KB: How involved are you in the upcoming productions as the new artistic director? 

TB: The early part of our summer season is centered on new work, so I’ve been pretty involved in the development process of those shows. I’m also directing Dearer Than Eyesight and Native Gardens.  

KB: How important was it to you to keep the outdoor space active as we all begin to reopen?

TB: We see the patio space as a community gathering point, so it’s always been important for us to keep that space full of life. I think the fact that we have the patio space alone is what makes having an outdoor season possible this year, so we’re grateful for that, too. And the patio is a great place to stage things because we get a lot of curious passers-by, so it sparks their interest and hopefully entices them to come down and watch a show.  

KB: Can you tell me what the experience will be like for the audience in terms of keeping certain restrictions in place? 

TB: Guidance and guidelines are constantly evolving, so we’re definitely staying on top of that. For right now, the plan is to ask that members of the audience wear masks when moving about the space, but they can take them off when they’re seated.

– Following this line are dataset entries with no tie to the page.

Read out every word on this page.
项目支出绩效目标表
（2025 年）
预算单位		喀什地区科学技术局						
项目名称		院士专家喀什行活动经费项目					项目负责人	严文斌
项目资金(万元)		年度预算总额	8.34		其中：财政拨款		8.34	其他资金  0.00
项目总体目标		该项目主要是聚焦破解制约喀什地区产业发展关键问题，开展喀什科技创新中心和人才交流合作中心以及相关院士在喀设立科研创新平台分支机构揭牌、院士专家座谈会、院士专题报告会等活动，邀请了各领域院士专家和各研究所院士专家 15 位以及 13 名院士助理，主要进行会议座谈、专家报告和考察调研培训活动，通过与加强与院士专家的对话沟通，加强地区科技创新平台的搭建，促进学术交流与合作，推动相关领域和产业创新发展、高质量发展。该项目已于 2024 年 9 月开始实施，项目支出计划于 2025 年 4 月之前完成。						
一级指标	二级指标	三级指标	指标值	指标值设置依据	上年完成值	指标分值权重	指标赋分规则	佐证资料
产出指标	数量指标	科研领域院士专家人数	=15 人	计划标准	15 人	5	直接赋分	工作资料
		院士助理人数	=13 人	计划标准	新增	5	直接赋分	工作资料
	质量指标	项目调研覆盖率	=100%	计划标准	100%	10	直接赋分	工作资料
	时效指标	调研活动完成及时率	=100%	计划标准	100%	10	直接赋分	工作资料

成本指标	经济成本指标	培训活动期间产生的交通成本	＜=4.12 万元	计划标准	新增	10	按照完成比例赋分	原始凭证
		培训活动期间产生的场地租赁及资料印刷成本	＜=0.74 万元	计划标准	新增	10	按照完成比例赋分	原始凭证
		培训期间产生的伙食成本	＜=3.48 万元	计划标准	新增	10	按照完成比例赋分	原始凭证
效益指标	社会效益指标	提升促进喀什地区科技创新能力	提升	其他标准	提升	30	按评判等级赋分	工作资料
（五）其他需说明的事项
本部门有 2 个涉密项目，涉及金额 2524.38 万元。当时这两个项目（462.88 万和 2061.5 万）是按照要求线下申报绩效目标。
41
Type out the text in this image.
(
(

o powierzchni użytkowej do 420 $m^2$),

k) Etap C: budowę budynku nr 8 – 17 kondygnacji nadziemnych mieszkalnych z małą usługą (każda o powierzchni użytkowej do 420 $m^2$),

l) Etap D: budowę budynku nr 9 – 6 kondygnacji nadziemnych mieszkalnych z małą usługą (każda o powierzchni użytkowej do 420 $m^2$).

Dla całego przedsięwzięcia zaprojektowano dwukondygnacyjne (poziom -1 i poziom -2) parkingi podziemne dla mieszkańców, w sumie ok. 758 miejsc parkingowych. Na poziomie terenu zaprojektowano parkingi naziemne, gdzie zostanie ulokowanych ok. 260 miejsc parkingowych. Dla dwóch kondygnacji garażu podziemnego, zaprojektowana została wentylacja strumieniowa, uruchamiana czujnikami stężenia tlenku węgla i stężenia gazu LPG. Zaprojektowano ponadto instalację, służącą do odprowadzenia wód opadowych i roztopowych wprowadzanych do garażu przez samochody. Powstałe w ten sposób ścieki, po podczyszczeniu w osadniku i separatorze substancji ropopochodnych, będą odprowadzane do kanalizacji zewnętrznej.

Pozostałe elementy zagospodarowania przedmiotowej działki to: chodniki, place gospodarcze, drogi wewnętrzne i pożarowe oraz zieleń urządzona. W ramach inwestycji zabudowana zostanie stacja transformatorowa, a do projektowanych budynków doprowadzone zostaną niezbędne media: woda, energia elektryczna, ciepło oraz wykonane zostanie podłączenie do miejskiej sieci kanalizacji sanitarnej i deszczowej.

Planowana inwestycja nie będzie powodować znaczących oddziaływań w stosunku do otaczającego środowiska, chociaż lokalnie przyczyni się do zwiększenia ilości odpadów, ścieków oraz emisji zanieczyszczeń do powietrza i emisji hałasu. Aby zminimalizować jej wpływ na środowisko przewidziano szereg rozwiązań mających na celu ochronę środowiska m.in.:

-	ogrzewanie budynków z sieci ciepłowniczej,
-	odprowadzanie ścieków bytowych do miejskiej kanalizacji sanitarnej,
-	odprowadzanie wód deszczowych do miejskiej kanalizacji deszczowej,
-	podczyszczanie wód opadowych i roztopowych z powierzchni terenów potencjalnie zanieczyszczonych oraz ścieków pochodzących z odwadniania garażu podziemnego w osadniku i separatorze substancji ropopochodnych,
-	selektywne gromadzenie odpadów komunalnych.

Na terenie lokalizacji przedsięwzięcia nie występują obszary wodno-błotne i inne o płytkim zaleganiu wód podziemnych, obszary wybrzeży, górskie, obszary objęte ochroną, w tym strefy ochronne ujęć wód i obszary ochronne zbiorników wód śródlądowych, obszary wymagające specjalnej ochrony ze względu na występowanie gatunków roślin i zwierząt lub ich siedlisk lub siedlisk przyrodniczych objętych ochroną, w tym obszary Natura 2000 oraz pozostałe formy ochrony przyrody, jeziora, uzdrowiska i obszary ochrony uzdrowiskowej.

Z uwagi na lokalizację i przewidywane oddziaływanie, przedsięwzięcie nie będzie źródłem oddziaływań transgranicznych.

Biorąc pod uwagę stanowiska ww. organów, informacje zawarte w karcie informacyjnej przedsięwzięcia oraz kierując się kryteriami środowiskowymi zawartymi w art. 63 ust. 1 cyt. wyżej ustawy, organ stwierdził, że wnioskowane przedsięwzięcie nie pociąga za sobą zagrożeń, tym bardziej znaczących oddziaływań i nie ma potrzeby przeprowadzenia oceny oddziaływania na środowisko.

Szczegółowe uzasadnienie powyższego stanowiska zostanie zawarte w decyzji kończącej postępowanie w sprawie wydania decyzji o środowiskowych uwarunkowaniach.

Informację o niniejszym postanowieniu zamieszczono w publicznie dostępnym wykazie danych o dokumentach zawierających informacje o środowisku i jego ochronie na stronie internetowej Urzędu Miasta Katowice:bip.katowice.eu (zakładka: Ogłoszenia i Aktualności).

We plan on setting up the chairs with 3 feet of distance between them to start, but that could evolve over the course of the summer as more folks are vaccinated and people’s comfort levels change over time. We’re also mandating that all of our staff and volunteers be fully vaccinated by July 1, so our performers will be acting without masks. 

KB: Later this year, you’re going to be presenting The Tempest. When looking at a classical piece to produce, what attracted you to this one? 

TB: The things I was thinking about most were tone and familiarity. I wanted something that felt broad in scope, with a certain amount of gravity, but also something had some lightness to it and was ultimately hopeful. The Tempest fits those criteria nicely.  And picking a show that has some familiarity to it will hopefully entice people to come watch theater indoors again. 

KB: Bethel Park Falls was a show I was unfamiliar with until I heard you were producing it. Can you talk a little more about that production? 

TB: This is a pretty new play that was written by Jason Pizzarello in 2018. It’s made up of several sweet vignettes that talk about what happens when a beloved city park gets taken over by developers. I like how the play talks about the importance of public space to a community. Also, knowing that our season would be entirely outdoors, I loved the idea of staging a play that takes place in a park.  

KB: CTC has had a lot of luck taking titles like The Father and Skriker that are typically produced indoors and bringing them outside. I’m especially excited to see how Native Gardens plays in an outdoor setting. Is that something you thought about as you were looking at titles?

TB: That’s definitely something I was thinking about. We had actually planned to stage Native Gardens outdoors in the summer of 2020. Staging a show about gardens in a real garden seemed really fun. 

KB: What’s the response been like from the community now that you’ve announced you’re returning? I know how much the theater means to Wakefield and South County. Has it given you an extra boost seeing all the enthusiasm for you all to return in full force? 

TB: YES! We’re really grateful that our local community has been so supportive of us during the closure. There’s been a lot of excitement about both our reopening and our expansion. It’s a wonderful feeling to be able to welcome people back and signal that we’re gonna be ok, and things are slowly going back to normal.